Los estados de alarma se sabe cómo empiezan pero no cómo acaban. Sánchez se compromete a no dilatarlo ni un día más de lo estrictamente necesario, pero la memoria de las promesas no es la principal cualidad de los gobernantes. Los antiguos vivas de ordenanza que cerraban las intervenciones públicas, cuando las restricciones nocturnas de libertad de movimientos se llamaban "toque de queda", han sido sustituidos durante la pandemia por una apelación al mantenimiento de las limitaciones "hasta que llegue una vacuna". El único problema es que el invocado fármaco inmunizador no existe, lo cual traslada de nuevo la política al reino de la especulación.

No cabe hablar de sorpresa ni de cambio de hábitos, porque más de la mitad de la ciudadanía mantiene un confinamiento virtual desde marzo, en diferentes grados. Sánchez administró la prudencia de no dirigirse al virus personalmente, un desvarío habitual en otros mandatarios, pero las cifras desoladoras y las medidas contra la libertad demuestran que se ha perdido la segunda oportunidad surgida después de la primavera.

Sánchez intervino resaltando que se estaban tomando las decisiones oportunas a cada momento, pero esta presunción viene desmentida cruelmente por los acontecimientos. Solo uno de cada diez británicos cumple con la cuarentena preventiva, la misma proporción vigente en Alemania. Es difícil que España empeore este porcentaje, pero sus cifras de contagios han sido mucho más crueles que en casi todos los países, con independencia de la temperatura reinante.

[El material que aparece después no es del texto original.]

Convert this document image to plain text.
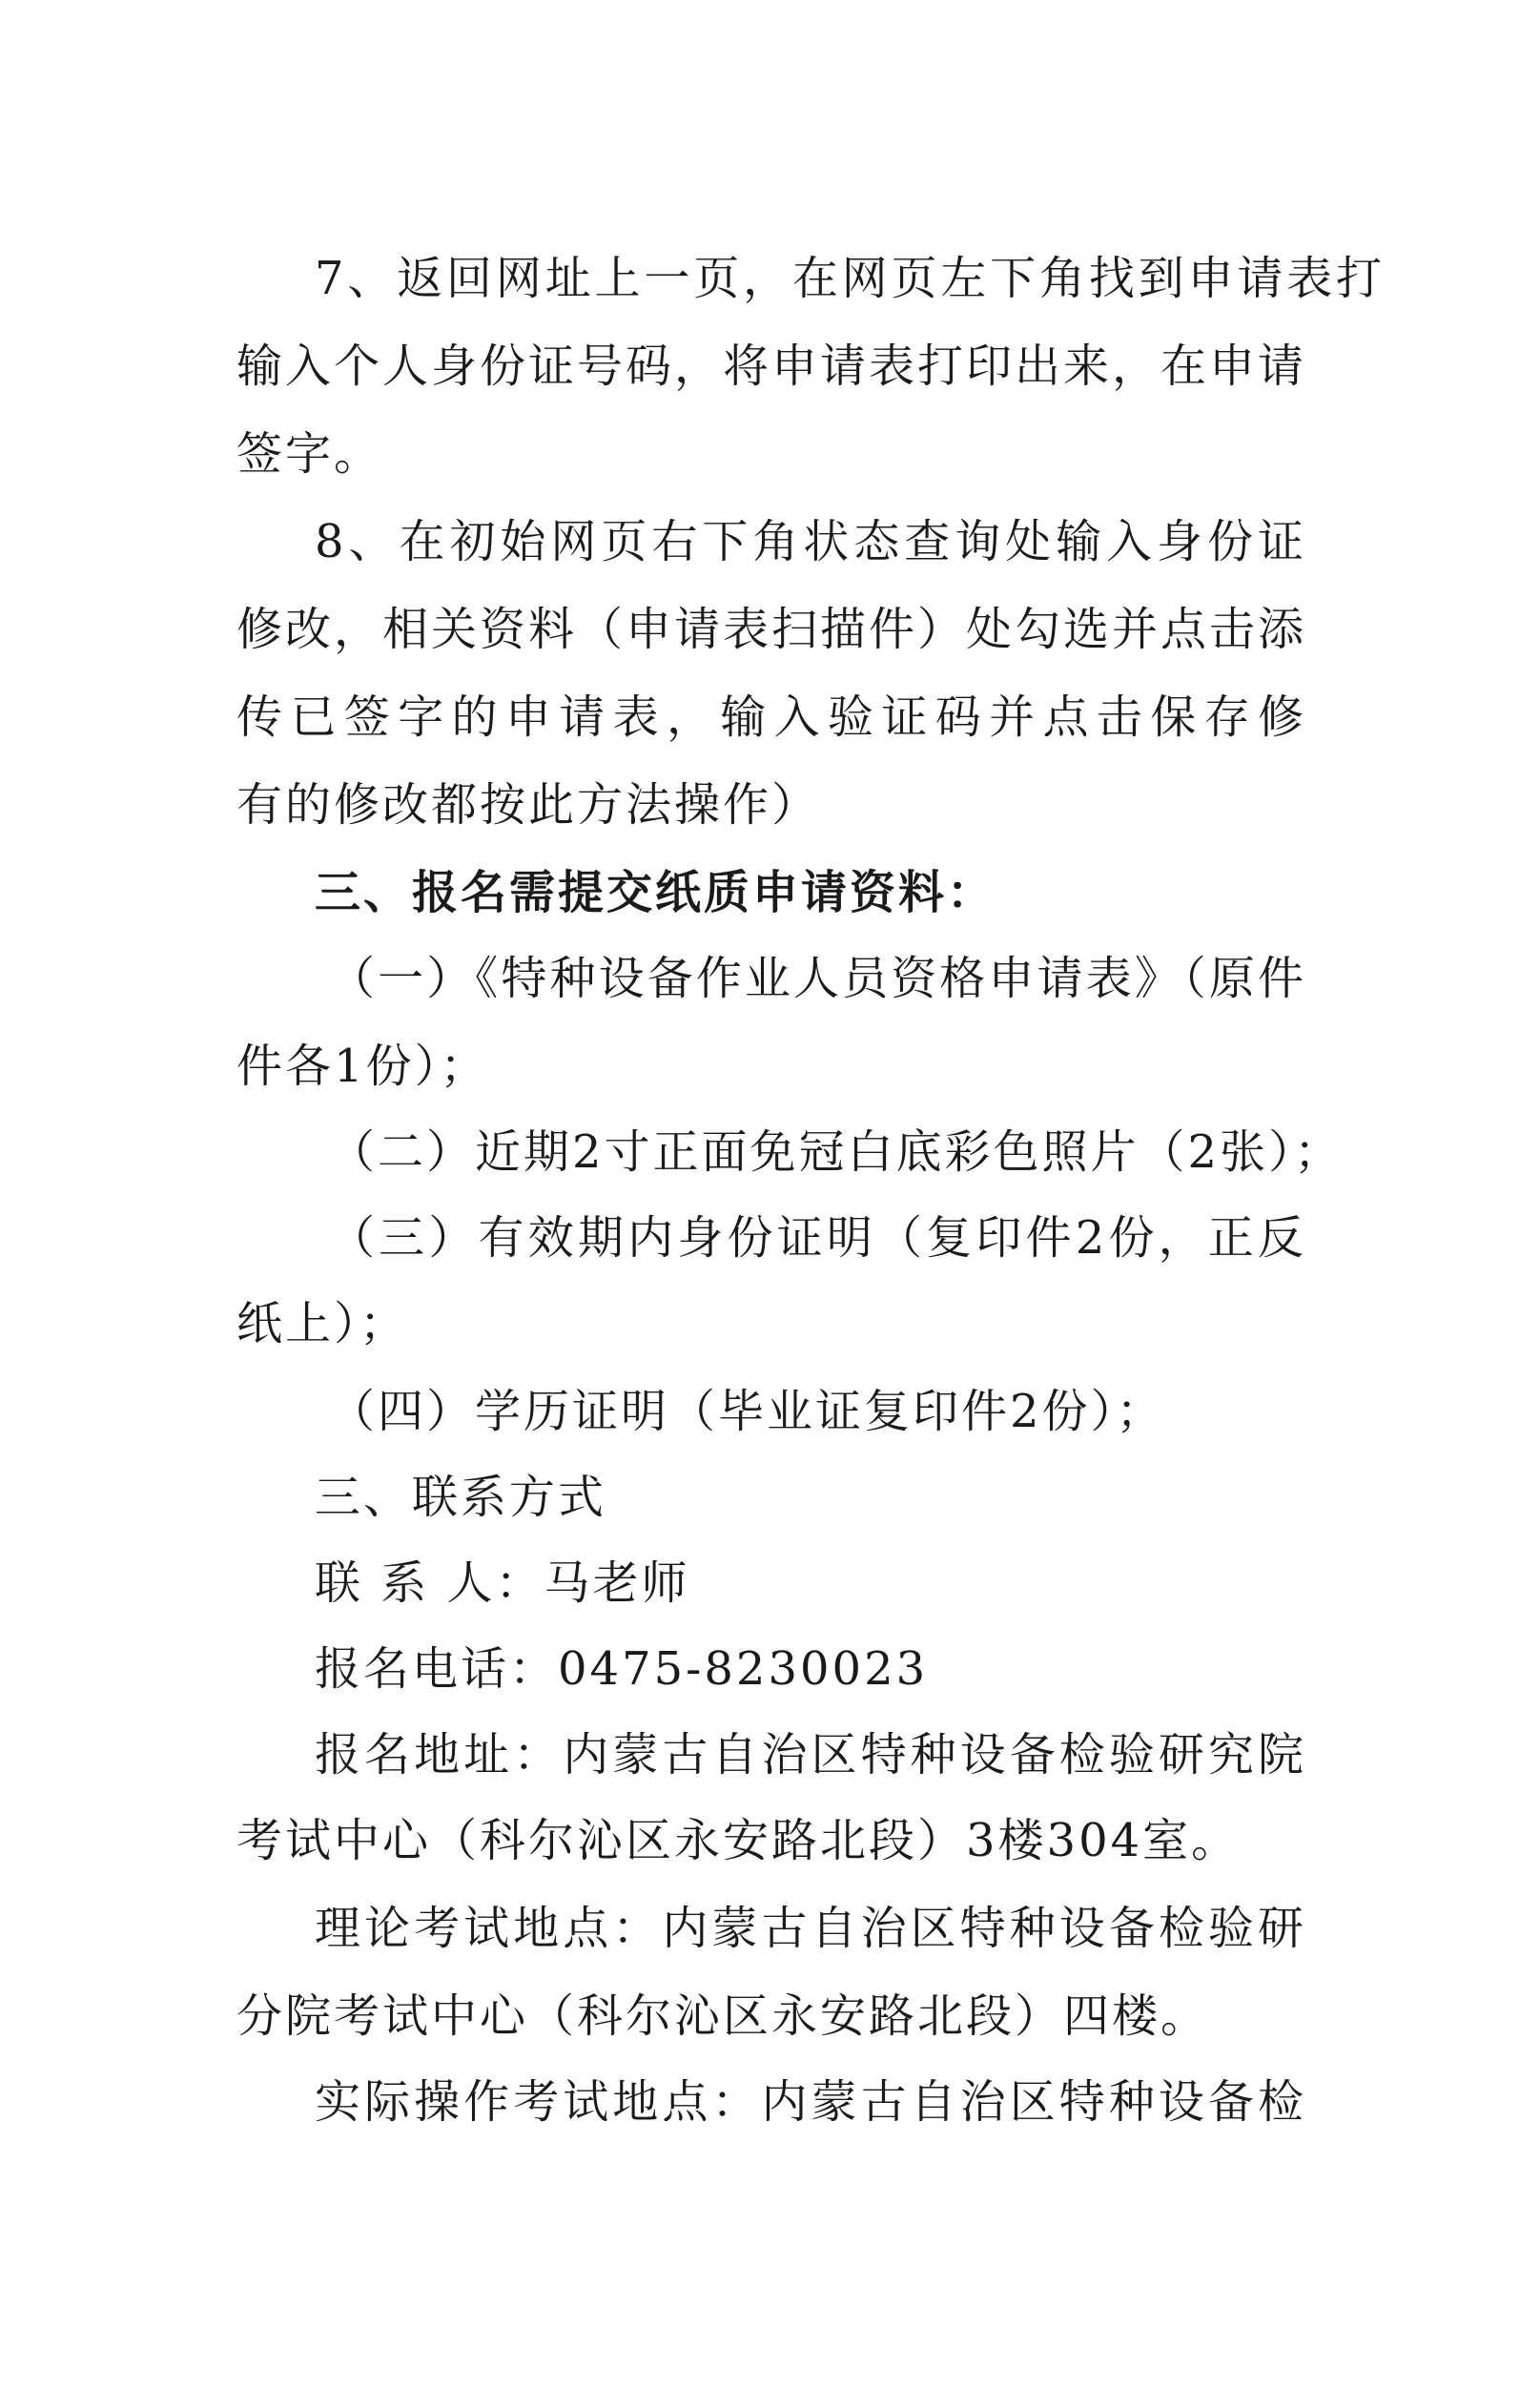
7、返回网址上一页，在网页左下角找到申请表打
输入个人身份证号码，将申请表打印出来，在申请
签字。
8、在初始网页右下角状态查询处输入身份证
修改，相关资料（申请表扫描件）处勾选并点击添
传已签字的申请表，输入验证码并点击保存修
有的修改都按此方法操作）
三、报名需提交纸质申请资料：
（一）《特种设备作业人员资格申请表》（原件
件各1份）；
（二）近期2寸正面免冠白底彩色照片（2张）；
（三）有效期内身份证明（复印件2份，正反
纸上）；
（四）学历证明（毕业证复印件2份）；
三、联系方式
联 系 人：马老师
报名电话：0475-8230023
报名地址：内蒙古自治区特种设备检验研究院
考试中心（科尔沁区永安路北段）3楼304室。
理论考试地点：内蒙古自治区特种设备检验研
分院考试中心（科尔沁区永安路北段）四楼。
实际操作考试地点：内蒙古自治区特种设备检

Conforme crece el pesimismo político, se retrasa la aparición en el discurso de los gobernantes del fetiche "doblegar la curva". Sánchez remitió el tópico a los minutos de la basura de su intervención. Omitió la precisión de que la campana alabeada se está difuminando, para transformarse en una trayectoria con voluntad horizontal a una altura de vértigo. La publicidad presidencial de una aplicación informática de rastreo, que está fracasando así en España como en Francia o Alemania, pecó de desganada. No se decreta un toque de queda porque sea la solución, sino porque se ignora cuál sea la solución.